A queer woman, Rainey often sang of same sex relationships in songs like “Prove it on Me,” and was known for sometimes preferring women to men. So much so, the cover for that record is Ma in a suit and fedora flirting with young women while a cop looks on from across the street. Bessie Smith, a contemporary of Ma Rainey’s referred to as “the Queen of the Blues” and whom Rainey probably coached while on tour in their early careers, is also said to have had a variety of lovers. Because of this cheeky, up front way of doing things, Ma Rainey was a forerunner of the ‘parody blues’ that would be sung by artists like Lil Green. They could make fun of their romantic partners without fearing repercussion in songs like “Why Don’t You Do Right?”, penned by Chicago blues writer Kansas Joe McCoy in 1936 and later made popular by Peggy Lee.

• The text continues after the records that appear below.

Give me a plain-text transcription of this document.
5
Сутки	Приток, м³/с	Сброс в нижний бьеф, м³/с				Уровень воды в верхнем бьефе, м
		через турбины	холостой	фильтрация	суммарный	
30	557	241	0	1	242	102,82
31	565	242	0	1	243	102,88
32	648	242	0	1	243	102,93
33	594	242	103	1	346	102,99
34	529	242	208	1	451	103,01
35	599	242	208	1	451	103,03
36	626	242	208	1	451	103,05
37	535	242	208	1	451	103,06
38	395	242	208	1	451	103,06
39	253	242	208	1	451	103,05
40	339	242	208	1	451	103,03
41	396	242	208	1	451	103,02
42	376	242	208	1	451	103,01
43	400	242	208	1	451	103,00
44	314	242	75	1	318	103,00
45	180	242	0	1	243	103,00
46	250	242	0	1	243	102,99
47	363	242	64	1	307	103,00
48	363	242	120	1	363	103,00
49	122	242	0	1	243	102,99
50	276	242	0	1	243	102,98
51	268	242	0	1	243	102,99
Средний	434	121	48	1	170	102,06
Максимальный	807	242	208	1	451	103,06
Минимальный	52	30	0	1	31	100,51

Ma Rainey’s influence on blues musicians and the blues scene of the time cannot be underestimated. She shared billings with Bessie Smith, T-Bone Walker, Georgia Tom Dorsey and Tampa Red. She would even travel up to New York City and cut sides with Louis Armstrong and Buster Bailey. It is said that Rainey had a lasting influence on Armstrong, and that he adopted many of her performance techniques into his stage presence. Ma Rainey had a unique style that she refused to change, and she loved being professional and cutting records only in the manner she deemed appropriate. She was not going to let a label dictate her sound.
The Great Depression took a toll on the popularity of blues music, and Ma Rainey was not willing to adapt her music to fit the style of the times. Ma Rainey was back to touring live again by the early 1930s with significantly less wealth. In 1935, she retired to her hometown of Columbus, Georgia to manage two theaters. She died there four years later at the age of 53. Although her career did not survive the Great Depression, the popularity of the country-fied blues she generated would persist well after she died. In 1932, BlueBird records would emerge as a division of RCA, and dominate the Chicago blues market, producing artists such as Big Bill Broonzy and Sonny Boy Williamson. In fact, most of the prominent male Chicago blues star, such as Muddy Waters, Buddy Guy or Willie Dixon, were active from the late 1930s to early 1960s, long after Ma Rainey had passed on.
The legacy of Ma Rainey was affirmed with her induction into the Blues Foundation Hall of Fame in 1983 and the Rock and Roll Hall of Fame (an an “early influence”) in 1990. The singer’s childhood home is now the Ma Rainey House and Blues Museum. In Daphne Duval Harrison’s book about early female Blues vocalists, Black Pearl, the author has this to say in tribute to the legendary singer: “The goodhumored, rollicking Rainey loved life, loved love, and most of all loved her people. Her voice bursts forth with a hearty declaration of courage and determination—a reaffirmation of black life.”